Таким образом, Уоррен всего за день организовал отъезд капитана. Он подошел к дому Пелагии в три часа ночи, легонько постучал с улицы в окно ее комнаты, и когда она, выпутавшись из объятий Корелли, открыла ставни, то увидела человека, содействия которого и искала, и страшилась.
– Ну, как оно? – спросил он, войдя в комнату через дверь, и добавил: – Калимера, кирья Пелагия. – Он очень официально пожал ей руку и что-то заметил относительно погоды.
Греческий язык Кролика Уоррена стал к тому времени цветисто-разговорным, но он по-прежнему говорил с безукоризненным акцентом британского аристократа, умудряясь превращать греческое «пойдем» в «на такси», что соответствовало его английскому слуху, составляло для него смысл и было понятно даже грекам. Поскольку его обычный диапазон прилагательных и наречий был непереводим, он по-прежнему перемежал свою речь английскими словами – «здоровский», «просто потрясно» и «абсолютно кошмарно», – эффект от которых скорее излишне дезориентировал, нежели оказывался бессмысленным.
– Кто это? – спросил Корелли, на мгновение испугавшись визита немцев.
Пелагия не ответила на вопрос.
– Кролико, это – итальянский солдат, и нам нужно вывезти его.

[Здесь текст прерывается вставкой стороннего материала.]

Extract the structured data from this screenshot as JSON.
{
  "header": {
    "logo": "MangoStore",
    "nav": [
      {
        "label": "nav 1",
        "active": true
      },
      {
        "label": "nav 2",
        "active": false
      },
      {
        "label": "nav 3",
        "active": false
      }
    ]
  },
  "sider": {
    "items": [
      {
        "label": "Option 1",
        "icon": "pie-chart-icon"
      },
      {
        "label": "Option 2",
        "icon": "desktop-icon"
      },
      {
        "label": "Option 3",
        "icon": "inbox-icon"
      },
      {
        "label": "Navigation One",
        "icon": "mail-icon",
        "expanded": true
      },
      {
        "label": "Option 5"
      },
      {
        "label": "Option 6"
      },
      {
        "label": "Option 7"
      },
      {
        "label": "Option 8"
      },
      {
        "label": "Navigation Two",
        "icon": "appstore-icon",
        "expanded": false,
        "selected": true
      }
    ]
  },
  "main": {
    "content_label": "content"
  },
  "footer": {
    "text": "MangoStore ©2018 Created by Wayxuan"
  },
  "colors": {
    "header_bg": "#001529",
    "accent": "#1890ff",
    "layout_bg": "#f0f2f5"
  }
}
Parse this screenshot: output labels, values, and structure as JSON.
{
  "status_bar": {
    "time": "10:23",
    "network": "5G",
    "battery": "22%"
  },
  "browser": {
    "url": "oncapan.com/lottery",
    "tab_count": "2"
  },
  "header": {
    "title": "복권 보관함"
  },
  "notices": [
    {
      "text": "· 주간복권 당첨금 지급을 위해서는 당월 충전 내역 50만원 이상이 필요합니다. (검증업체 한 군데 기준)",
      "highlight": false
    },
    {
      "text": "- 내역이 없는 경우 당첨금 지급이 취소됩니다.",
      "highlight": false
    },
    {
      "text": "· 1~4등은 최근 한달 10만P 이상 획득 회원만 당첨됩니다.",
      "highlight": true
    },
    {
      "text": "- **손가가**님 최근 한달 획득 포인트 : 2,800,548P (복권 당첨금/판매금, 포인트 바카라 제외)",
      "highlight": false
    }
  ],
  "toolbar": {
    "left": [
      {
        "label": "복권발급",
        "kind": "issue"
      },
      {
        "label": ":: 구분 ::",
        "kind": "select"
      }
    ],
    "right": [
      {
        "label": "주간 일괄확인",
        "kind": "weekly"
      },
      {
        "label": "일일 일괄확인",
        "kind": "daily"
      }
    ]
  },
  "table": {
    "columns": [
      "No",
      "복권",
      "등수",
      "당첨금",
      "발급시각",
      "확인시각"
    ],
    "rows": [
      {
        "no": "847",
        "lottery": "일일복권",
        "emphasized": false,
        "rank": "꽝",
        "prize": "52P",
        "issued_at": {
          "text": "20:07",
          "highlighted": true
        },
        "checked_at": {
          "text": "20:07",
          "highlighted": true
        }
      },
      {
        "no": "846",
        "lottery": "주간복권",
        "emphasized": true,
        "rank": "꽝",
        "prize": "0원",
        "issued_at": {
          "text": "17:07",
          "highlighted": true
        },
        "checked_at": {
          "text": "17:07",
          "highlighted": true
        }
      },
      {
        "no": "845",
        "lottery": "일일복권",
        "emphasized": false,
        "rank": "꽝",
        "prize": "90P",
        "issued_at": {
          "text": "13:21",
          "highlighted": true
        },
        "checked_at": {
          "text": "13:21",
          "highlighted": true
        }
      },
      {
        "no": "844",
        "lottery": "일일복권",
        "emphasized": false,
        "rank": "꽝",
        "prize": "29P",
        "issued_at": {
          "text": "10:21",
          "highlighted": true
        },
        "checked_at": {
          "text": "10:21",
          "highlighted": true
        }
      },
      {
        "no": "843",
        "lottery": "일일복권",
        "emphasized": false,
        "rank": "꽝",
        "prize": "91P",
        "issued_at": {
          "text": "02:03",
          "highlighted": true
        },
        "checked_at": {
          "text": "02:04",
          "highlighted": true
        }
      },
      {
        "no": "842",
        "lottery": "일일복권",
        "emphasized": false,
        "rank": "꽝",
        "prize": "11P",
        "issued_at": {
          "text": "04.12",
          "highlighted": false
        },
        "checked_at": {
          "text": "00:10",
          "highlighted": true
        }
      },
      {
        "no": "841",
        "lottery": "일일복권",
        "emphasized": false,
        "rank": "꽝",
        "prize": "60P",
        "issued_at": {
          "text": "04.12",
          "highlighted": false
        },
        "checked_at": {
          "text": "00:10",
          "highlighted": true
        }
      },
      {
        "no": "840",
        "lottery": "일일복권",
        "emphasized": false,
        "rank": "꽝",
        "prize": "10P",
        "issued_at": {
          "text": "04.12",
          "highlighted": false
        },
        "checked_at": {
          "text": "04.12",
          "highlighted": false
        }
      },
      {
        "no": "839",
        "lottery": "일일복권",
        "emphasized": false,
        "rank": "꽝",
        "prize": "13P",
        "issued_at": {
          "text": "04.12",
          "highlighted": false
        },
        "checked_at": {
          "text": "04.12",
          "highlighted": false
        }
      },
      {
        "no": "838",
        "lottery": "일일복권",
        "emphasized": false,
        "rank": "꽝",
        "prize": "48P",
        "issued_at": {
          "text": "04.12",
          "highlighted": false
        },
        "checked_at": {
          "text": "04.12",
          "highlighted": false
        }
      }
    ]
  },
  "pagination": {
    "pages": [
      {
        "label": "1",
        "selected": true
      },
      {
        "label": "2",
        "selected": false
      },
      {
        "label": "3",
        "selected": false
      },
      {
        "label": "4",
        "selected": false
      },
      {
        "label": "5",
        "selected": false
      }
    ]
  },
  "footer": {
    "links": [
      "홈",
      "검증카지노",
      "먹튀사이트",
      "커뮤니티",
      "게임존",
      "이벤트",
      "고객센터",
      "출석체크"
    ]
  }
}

Уоррен улыбнулся и протянул руку.
– Ave, [166] – сказал он, не имея возможности усовершенствовать свой итальянский так, как греческий. Корелли почувствовал, что его рука почти раздавлена; у него осталось преувеличенное представление о всеобщей силе британцев. Он не знал, что в Англии попытка переломать другому пальцы означала и мужественность, и дружелюбие. Его поразили также худоба и рост этого человека, а голубые и весьма нордические глаза неприятно напомнили немцев.
166
Приветствую (лат.).
Оказалось, что следующей ночью на Сицилию отправлялся каик, если не изменится погода, и посадить на борт капитана не составит никакого труда. «Хотя, может, придется прикончить парочку этих тухлых наглецов». Нужно лишь прийти в час ночи с прикрытой лампой к бухте и помигать ею в море в ответ на сигналы с лодки. Уоррен обещал быть на месте, заверив их, что «все пройдет как по маслу и закончится первоклассно, будет самое то».
61. Всякое расставание – предвкушение смерти
Перед рассветом Корелли не вернулся в «Casa Nostra», a, с согласия доктора, остался с Пелагией в доме. Раз уж это стало их последним днем вместе перед столь скорой разлукой, наверное, было бы по-людски позволить им рискнуть; во всяком случае, в своей крестьянской одежде и с великолепной бородой, сквозь которую еще виднелся синевато-багровый рубец поперек щеки, Корелли выглядел совершенным греком. Тем более, что говорил он теперь по-гречески достаточно хорошо, чтобы обмануть немца, не знающего языка совсем, и даже шлепал рукой по тыльной стороне ладони, чтобы указать на чью-либо глупость, и запрокидывал голову, прищелкивая языком, чтобы выказать несогласие. Иногда он видел сны на греческом, и это сильно расстраивало его спящую душу, поскольку неизбежно замедляло ход повествования в снах. Капитан обнаружил, что при разговоре на этом языке он превращается в другую личность – иную, чем та, когда он говорил по-итальянски. Он ощущал в себе более свирепого человека, по необъяснимой причине не имевшей никакого отношения к бороде, – гораздо более волосатого.